- Theatrical poster
- Directed by: Chang Cheh Wu Ma (Joint Director)
- Produced by: Sir Run Run Shaw
- Starring: David Chiang Ti Lung Alexander Fu Sheng Chi Kuan Chun Wang Lung Wei Kuo Chui
- Music by: Chen Yung-Yu
- Distributed by: Shaw Brothers Studio
- Release date: 22 December 1976;
- Running time: 116 minutes
- Country: Hong Kong
- Languages: Cantonese Mandarin

= Shaolin Temple (1976 film) =

1976 Hong Kong film by Chang Cheh

Shaolin Temple, a.k.a. Death Chamber, is a Shaw Brothers film directed by Chang Cheh. It is one of the Shaolin Temple themed martial arts films and concerns their rebellion against the Qings, with an all-star cast featuring the second and third generations of Chang Cheh's stable of actors including David Chiang, Ti Lung, Alexander Fu Sheng and Chi Kuan Chun, as well as cameo appearances by several of the actors that would later become collectively known as the Venoms mob. The film serves as a pseudo-prequel to Five Shaolin Masters.

==Plot==
The film opens with the chief Shaolin Monks realizing that time is not on their side and they must train more fighters to fight the Qings. The monk Hai Hsien opposes this as he is secretly working for the court. Outside many men are sitting in front of the temple waiting to be accepted in, Fang Shih Yu, Ma Chao-hsing and others, as the temple tests the will of potential students by making them wait outside for days, eventually the two are accepted in for "training". Fang Shih Yu becomes frustrated immediately as Shaolin methods of teaching martial arts are rather obscure, although Ma Chao-hsing begins learning the five animal styles from the start.

Elsewhere, escaped Ming soldiers Tsai Te-cheng, Hu Te-ti, Yen Yung-chun, and Ma Fu Yi arrive close to Shaolin looking for a place to hide from the Qing. Hu Te-ti suggests they go to Shaolin and they are instantly accepted, which frustrates three more students trying to get acceptance into the temple, Lin Kwong Yao, Huang Sung Han, and Hu Hui Chien. The three are eventually accepted and begin their obscure training. Tsai Te-cheng learns the wing chun style from a strange female monk and Hu Te-ti learns the iron whip. This forces Hai Hsein to secretly go to the court and report to Prince Hoo that Shaolin has been training new fighters.

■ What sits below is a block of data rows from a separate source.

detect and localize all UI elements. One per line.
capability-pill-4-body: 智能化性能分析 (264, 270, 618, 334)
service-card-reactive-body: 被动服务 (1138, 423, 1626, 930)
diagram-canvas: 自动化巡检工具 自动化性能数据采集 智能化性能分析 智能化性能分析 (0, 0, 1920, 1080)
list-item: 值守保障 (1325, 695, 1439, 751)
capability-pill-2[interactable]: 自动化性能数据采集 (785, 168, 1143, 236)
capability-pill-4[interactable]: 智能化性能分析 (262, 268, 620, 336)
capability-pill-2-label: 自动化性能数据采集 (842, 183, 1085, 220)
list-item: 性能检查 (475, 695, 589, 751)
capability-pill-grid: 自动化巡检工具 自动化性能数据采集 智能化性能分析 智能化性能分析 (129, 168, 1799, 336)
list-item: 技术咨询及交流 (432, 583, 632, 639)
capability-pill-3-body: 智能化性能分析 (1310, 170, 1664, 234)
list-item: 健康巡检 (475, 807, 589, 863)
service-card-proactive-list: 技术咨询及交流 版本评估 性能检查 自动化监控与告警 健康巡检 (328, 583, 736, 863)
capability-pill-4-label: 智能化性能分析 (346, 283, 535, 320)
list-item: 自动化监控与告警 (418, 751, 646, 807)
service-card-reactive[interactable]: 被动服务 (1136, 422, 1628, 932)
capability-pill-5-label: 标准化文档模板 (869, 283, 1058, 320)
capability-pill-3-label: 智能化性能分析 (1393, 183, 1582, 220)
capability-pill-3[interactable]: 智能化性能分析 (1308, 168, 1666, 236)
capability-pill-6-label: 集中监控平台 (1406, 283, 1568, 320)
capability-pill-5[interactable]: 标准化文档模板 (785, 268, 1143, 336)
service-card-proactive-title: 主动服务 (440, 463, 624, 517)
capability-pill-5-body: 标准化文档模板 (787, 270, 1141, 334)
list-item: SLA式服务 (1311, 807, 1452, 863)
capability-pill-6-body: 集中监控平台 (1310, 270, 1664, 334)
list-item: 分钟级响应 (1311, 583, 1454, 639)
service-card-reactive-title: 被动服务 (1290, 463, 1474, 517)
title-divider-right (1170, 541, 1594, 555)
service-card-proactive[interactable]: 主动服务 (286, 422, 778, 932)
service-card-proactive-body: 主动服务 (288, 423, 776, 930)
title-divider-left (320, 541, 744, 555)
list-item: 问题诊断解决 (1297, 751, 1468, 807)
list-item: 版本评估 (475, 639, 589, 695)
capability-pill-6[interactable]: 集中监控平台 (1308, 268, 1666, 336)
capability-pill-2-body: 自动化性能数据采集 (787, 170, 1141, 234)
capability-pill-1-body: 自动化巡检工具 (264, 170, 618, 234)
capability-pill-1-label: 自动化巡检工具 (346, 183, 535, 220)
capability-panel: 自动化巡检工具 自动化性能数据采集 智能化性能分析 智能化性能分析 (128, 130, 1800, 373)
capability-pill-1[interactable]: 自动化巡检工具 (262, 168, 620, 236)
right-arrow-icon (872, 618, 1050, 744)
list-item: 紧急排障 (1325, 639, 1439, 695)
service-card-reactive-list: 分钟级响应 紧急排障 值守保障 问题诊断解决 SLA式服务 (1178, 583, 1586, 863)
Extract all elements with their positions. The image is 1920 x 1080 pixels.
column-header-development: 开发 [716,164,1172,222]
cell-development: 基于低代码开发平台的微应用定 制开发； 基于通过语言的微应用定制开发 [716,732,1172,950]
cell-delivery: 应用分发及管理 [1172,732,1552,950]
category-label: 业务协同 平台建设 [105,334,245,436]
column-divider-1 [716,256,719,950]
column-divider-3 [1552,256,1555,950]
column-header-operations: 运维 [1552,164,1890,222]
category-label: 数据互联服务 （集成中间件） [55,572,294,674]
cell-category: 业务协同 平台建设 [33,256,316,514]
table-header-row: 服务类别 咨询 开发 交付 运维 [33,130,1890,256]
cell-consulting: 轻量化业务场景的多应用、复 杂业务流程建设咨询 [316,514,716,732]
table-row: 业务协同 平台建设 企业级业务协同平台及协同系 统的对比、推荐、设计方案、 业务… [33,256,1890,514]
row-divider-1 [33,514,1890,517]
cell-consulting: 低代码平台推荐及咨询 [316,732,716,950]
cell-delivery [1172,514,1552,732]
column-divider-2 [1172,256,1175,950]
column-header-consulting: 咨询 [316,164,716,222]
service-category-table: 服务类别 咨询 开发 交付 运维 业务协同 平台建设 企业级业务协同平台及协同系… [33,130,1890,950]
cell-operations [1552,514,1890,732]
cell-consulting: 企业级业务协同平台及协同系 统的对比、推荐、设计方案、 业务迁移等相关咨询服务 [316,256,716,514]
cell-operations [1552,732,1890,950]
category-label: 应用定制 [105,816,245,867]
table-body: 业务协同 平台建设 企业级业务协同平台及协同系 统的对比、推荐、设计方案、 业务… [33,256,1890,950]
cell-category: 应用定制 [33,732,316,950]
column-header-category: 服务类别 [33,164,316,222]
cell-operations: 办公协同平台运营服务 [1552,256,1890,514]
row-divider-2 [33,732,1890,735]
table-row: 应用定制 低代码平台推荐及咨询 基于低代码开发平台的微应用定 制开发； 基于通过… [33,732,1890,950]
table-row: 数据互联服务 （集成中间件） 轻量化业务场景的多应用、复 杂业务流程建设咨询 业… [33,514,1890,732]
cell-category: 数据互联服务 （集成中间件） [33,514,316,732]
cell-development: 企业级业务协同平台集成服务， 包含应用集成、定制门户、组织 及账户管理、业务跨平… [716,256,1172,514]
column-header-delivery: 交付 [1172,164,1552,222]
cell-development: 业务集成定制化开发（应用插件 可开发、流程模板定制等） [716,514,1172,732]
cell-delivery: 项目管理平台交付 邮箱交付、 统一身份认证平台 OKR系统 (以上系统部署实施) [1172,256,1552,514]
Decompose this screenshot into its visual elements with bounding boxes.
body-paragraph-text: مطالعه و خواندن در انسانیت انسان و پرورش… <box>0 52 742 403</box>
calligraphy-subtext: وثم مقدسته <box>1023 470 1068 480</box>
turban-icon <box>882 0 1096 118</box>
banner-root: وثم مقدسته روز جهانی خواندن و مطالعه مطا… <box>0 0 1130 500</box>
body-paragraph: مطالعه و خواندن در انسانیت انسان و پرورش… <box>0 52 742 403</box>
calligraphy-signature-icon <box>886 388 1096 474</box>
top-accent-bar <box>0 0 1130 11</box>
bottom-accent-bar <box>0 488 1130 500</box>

The Qing scheme to destroy Shaolin. Hai Hsein returns to Shaolin looking to recruit more traitors to set up the temple for a raid. All the accepted students become close friends and proficient in their kung fu, except for Fang Shih Yu (who is unknowingly learning tiger boxing but is impatient). He keeps getting into fights with Ma Fu Yi, who is disgruntled with being at Shaolin. A mysterious figure at night begins teaching Fang Shih Yu the tiger-crane style and he defeats Ma Fu Yi in a friendly spar. This sparks the curiosity of Hai Hsein as he takes Ma Fu Yi under his wing and recruits him as a traitor. Things begin to go sour at the temple due to the treachery of Hai Hsein and Ma Fu Yi and it is eventually attacked by thousands of Qing soldiers, and an all-out battle occurs at Shaolin Temple with only eight Shaolin devotees escaping the ensuing massacre.

==Cast==
- David Chiang – Hu Te-Ti
- Ti Lung – Tsai Te-Cheng
- Yueh Hua – Li Se Kai
- Wang Chung – Fang Ta Hung
- Tony Liu – Ma Chao-Hsing
- Wang Lung Wei – Ma Fu Yi
- Alexander Fu Sheng – Fang Shih-Yu (Fong Sai-yuk)
- Kuan Chun Chi – Hu Hui Chien
- Frankie Wei Hung – Hung Hsi-Kuan
- Kuo Chui – Lin Kwong-Yao
- Lee Yi-Min – Huang Sung Han
- Tang Yen-Tsan – Chu Tao
- Shan Mao – Shaolin monk Hai Hsein
- Chiang Sheng – Shaolin monk Man Yue
- Shih Szu – Yen Yung-Chun
- Ku Feng – King Man Kuei
- Lu Feng – General Hu Pei-Chi
- Tsai Hung – General Ching
- Wong Ching – General Shin
- Lo Mang – Junior monk
- Wei Pai – Junior monk (slain by Manchu archers)

==Production==
Shaolin Temple was the first film made by director Chang Cheh about the destruction of the Henan monastery without the action choreographer Lau Kar-leung.

==Release==
Shaolin Temple was released on 22 December 1976 in Hong Kong. On the film's release in the United States, it was titled Death Chamber.

==Reception==
Donald Guarisco of AllMovie gave a positive review of the film and called it "a solid, surprisingly thoughtful example of the kung fu genre that is worth the time for the genre's fans."